La jugada pactista tenía un propósito para Iglesias y otro distinto para Sánchez. El presidente, con torpeza y sin la más mínima perspicacia, deseaba un recurso subsidiario para completar la mayoría necesaria en el pleno del miércoles pasado para prorrogar el estado de alerta. Sin los 13 escaños de ERC y con un apoyo reticente de Ciudadanos, había que asegurar el éxito de la propuesta gubernamental y los cinco escaños de EH Bildu se podrían convertir en decisivos, aunque al final no lo fueron. Los abertzales eran puramente instrumentales.

El líder socialista, que, sin embargo, algo se temía, autorizó la operación y ordenó, además, que fuese casi clandestina: no la debían conocer de antemano determinados miembros del Gobierno, ni la CEOE, ni los secretarios generales de UGT y CCOO, y mucho menos los socios parlamentarios, especialmente Ciudadanos y, de forma singular el PNV, para el que los 'bildutarras' son sus principales adversarios en Euskadi y en el Congreso. Mucho menos cuando falta mes y medio para las elecciones vascas.

La 'hybris' del poder

Pedro Sánchez, como le ocurre con frecuencia a las personalidades poseídas por la 'hybris' del poder, valoró ese movimiento como de bajo riesgo. Y lo hubiese sido si, tras reparar en el disparate cometido, a instancias de las sensatas explicaciones de Nadia Calviño, su vicepresidente segundo hubiese sido más leal al Gobierno que a su doble propósito: convertirse en el adalid de un izquierdismo extremo y preparar la coartada para iniciar el camino de salida de la Moncloa.

El secretario general de Podemos –reelegido sin plazo, hasta que él se canse de serlo– salió en tromba desautorizando la corrección socialista, chapucera y mal pergeñada, casi de madrugada y avalando plenamente la versión inicial del acuerdo con Arnaldo Otegi suscrito por Mertxe Aizpurua. Porque para el político morado, el pacto con EH Bildu no consistía en la prevención de una contingencia, sino en un acuerdo de amistad y de reclutamiento que incorporaba a la izquierda abertzale por la puerta grande a la mayoría parlamentaria de izquierdas. De tal manera que Sánchez cometió un error de cálculo, pero Iglesias delimitó con claridad en qué terreno ideológico y político se mueve, en el que no cabe Ciudadanos y, malamente, el PNV.

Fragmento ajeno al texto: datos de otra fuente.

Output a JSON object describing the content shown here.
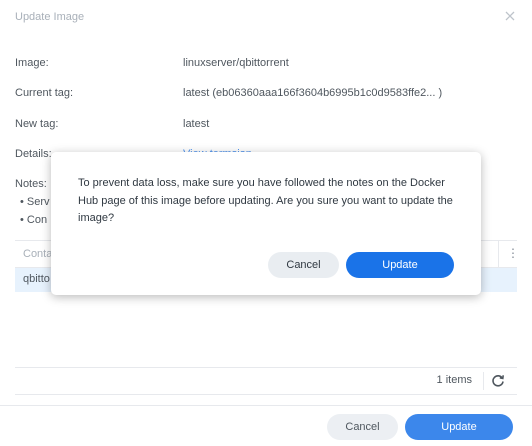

Pero la intencionalidad de ese pacto, de tan diferente significación para el presidente y para el vicepresidente, todavía tenía más alcance. Iglesias no estaba dispuesto a digerir la ruptura con ERC sin subrayar que él y su grupo, sin explicitarlo, hubiesen aceptado las cinco condiciones que el PSOE no le admitió a Gabriel Rufián. Por eso, al tiempo que prestaba todo su apoyo a Otegi ("'pacta sunt servanda'"), abogaba por el rápido debate en el Consejo de Ministros de los indultos a los presos condenados por el Tribunal Supremo, sin esperar a que se pronuncie el Constitucional sobre sus recursos de amparo.

Sorpresa en la UE

Los daños de este pacto de amistad entre Iglesias y Otegi –ambos mantienen una relación fluida y los dos desconfían del PNV– son inmensos para Sánchez, que tiene muy difícil derivar responsabilidades porque fue él quien lo autorizó. Ha estallado el diálogo social, que progresaba a buen ritmo, y se ha instalado la desconfianza hacia el Ejecutivo en sus socios parlamentarios. En la Unión Europea, la sorpresa ha sido mayúscula. Y en el País Vasco, los nacionalistas ya han hecho el diagnóstico a través del presidente del PNV: su reserva de confianza en el Gobierno y en Sánchez "está en rojo".

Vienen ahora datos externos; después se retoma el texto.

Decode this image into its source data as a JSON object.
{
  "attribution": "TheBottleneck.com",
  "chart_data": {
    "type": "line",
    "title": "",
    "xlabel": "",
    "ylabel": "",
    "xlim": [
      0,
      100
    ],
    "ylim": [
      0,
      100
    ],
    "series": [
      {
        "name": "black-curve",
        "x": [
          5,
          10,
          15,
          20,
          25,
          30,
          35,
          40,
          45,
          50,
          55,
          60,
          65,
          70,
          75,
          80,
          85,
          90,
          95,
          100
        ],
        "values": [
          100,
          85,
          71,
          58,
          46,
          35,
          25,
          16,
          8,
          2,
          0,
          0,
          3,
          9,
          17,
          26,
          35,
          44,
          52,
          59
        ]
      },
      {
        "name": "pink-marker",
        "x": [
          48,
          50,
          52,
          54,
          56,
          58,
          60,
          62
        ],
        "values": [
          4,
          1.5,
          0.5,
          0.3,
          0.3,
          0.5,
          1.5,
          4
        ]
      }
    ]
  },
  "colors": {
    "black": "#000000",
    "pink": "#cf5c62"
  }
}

Persuadido Pedro Sánchez de que su coalición no tiene alternativa en la oposición –lo que es cierto–, no ha reparado, sin embargo, en que la geometría variable con Ciudadanos y la temperancia política que imponen los nacionalistas vascos, rompían los esquemas de Iglesias que, frente al tactismo presidencial y de su director de Gabinete, dispone de mayores capacidades estratégicas.

A la izquierda del PSOE

Es posible –y desde luego muy verosímil– que el secretario general de Podemos sea consciente de la imposibilidad de mantenerse en el Gobierno si ha de adoptar las medidas de ajuste que bosquejó el gobernador del Banco de España, Pablo Hernández de Cos, y que son la trasposición de la condicionalidad a la que se someterán las ayudas de la UE, pero es seguro que Iglesias, además, quiere convertirse en el santo y seña de una izquierda a la izquierda del PSOE, porque sigue viva la pretensión de sobrepasarle y de hacerlo desde fuera de la Moncloa.

Para Sánchez, la situación, además de desastrosa en términos políticos, es personalmente frustrante porque todo lo que ha ocurrido, debido a su mal cálculo, ha incrementado su potencial destructivo por la deslealtad de su vicepresidente segundo. El secretario general socialista tenía razón cuando, entre abril y noviembre del 2019, vetó a Iglesias, se declaró insomne con un eventual Consejo de Ministros con miembros de su partido y aseguró que jamás se apoyaría en los independentistas. La precipitación en abrazar a su adversario el 12 de noviembre del 2019, tras el fracaso que significó para el PSOE la repetición electoral, explica la situación actual. Que es pésima para él, pero en absoluto para Iglesias.